Stained and rusty manacles hung from the walls. One set of manacles had a female halfling hanging from it. She was dressed in the light leather armor favored by rogues. Her equipment and one of her boots lay in a pile in the corner of the room. A livid lump protruded from her close-cropped scalp like a volcano in a green valley. Her eyes were closed but her chest rose and fell with silent breathing.
Opposite her, a fat and misshapen humanoid easily three meters tall sat on the floor and chewed a large chunk of green meat. Juices and saliva dripped from its thick lips on a brown shirt straining not to burst against his massive chest and gut.
“Crap. We’re going to have to take this one.” Hilda pointed at the door with her battlehammer.
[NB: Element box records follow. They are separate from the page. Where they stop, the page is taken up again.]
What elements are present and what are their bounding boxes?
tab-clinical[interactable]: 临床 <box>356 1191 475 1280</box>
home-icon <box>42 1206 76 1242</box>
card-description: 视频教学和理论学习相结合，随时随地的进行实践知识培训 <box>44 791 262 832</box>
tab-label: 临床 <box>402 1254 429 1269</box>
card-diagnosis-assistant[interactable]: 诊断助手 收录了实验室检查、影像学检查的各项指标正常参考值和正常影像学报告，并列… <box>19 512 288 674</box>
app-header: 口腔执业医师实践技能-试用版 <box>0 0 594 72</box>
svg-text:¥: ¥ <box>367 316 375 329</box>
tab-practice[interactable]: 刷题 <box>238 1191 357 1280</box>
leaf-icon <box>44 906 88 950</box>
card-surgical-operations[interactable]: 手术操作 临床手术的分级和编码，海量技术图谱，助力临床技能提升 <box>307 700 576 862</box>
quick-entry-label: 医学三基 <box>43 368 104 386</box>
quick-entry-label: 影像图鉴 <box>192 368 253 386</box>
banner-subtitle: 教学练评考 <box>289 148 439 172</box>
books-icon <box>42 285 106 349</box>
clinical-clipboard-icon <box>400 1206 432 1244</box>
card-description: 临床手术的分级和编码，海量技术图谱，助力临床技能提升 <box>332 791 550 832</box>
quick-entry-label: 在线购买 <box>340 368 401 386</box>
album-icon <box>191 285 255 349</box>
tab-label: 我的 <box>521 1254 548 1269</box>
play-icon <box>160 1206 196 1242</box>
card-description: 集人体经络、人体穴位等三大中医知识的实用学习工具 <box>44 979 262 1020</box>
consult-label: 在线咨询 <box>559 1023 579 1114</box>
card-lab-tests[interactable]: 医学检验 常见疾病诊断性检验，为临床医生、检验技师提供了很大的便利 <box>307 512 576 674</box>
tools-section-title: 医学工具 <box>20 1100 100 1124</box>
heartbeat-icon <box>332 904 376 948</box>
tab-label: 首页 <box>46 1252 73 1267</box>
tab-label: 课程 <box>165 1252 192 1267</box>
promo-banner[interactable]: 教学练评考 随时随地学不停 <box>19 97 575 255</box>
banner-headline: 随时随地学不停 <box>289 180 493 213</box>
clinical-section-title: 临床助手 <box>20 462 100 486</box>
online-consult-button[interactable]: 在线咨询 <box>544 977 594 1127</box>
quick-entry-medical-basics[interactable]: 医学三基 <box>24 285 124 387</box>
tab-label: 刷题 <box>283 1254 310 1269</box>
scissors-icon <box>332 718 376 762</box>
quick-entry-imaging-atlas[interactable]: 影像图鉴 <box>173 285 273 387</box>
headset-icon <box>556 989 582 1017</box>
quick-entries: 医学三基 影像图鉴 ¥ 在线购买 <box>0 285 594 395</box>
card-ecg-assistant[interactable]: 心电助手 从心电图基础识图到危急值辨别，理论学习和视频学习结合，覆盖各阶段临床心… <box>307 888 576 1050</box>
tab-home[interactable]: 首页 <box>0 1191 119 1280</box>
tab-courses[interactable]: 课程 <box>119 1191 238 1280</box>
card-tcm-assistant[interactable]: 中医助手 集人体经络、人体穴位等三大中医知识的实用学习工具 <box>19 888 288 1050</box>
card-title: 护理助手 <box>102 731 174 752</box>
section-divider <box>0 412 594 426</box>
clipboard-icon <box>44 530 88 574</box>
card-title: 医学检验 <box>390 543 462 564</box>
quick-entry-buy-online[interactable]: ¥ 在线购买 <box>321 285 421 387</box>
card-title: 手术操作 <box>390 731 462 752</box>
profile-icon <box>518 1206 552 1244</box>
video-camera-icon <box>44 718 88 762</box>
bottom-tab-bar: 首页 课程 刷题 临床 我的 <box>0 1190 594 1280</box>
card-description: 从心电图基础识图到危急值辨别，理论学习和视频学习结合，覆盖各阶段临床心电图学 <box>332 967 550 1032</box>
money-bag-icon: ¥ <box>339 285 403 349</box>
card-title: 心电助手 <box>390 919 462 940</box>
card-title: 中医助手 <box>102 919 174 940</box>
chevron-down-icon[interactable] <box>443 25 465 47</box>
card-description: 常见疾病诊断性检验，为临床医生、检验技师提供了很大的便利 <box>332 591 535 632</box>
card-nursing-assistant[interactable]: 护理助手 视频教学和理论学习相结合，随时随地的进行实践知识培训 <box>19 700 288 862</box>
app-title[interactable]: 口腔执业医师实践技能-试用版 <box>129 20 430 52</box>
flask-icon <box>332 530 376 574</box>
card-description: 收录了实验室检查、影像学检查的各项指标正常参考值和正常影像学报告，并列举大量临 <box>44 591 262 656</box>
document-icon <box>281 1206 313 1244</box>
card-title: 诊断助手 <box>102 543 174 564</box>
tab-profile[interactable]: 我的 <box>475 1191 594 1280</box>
It felt the heaviest it ever did.
Medvak looked warily at his tired companion. “Why? What did we do?”
“Chose the wrong fucking alignment…” the dwarf sighed.
“Huh?” Medvak grimaced. “What does that mean?”
“It means that there is an ogre and a halfling in this room. If we don’t act now then there will be an ogre and half a halfling.”
“A quarterling.” Medvak suggested.
Hilda glanced at him sideways. “Now isn’t the time for stupid jokes.”
“I thought you hated halflings.”
“Can’t stand them, but this changes nothing. We must save her.”
“Yes.” Hilda sighed irritably. “For he who saves one soul, it is as if they have saved the whole world. If I am just for myself then for who am I? For in the image of the gods were the goodly races forged. He who destroys goodness, by goodness will he be destroyed…" Seeing the confusion multiplying in the barbarian’s eyes, Hilda stopped the sermon and reverted to plain speech. “I’m a paladin, Medvak. I can’t let a girl be eaten by a monster. Not smiting Philly probably already earned me a warning in the court above. If I ignore this, I’ll get banned for sure, maybe even permabanned.”
Medvak leaned his stack of doors against a wall and kneeled to speak to Hilda at eye level. “If we have to then we have to. How do you want to attack?”
Hilda frowned. “Um, hit him with things and hope he dies before we do? I don’t have any spell slots or useful ability activations left.”
Medvak shook his head. “And I thought dwarfs were supposed to be cunning...”
Hilda gave him a mean look. “Got a better idea, anti-Dwarfist?”
Medvak tousled her hair and bopped her on the nose. Her look became meaner.
The barbarian got on his feet and removed a glittering green door from his stack. “See this door? My ex and I found it at the castle of a spider-worshipping drowpire. It’s part of a set. I’ve been waiting for an opportunity to test it on something big.”
“What does it do?” Hilda asked, eyeing the gaudy barrier suspiciously. “It’s not necromantic, is ist?
“Huh!” Medvak grinned, displaying a row of teeth like a piano after a mad monkey concerto. “It’s not even magical!”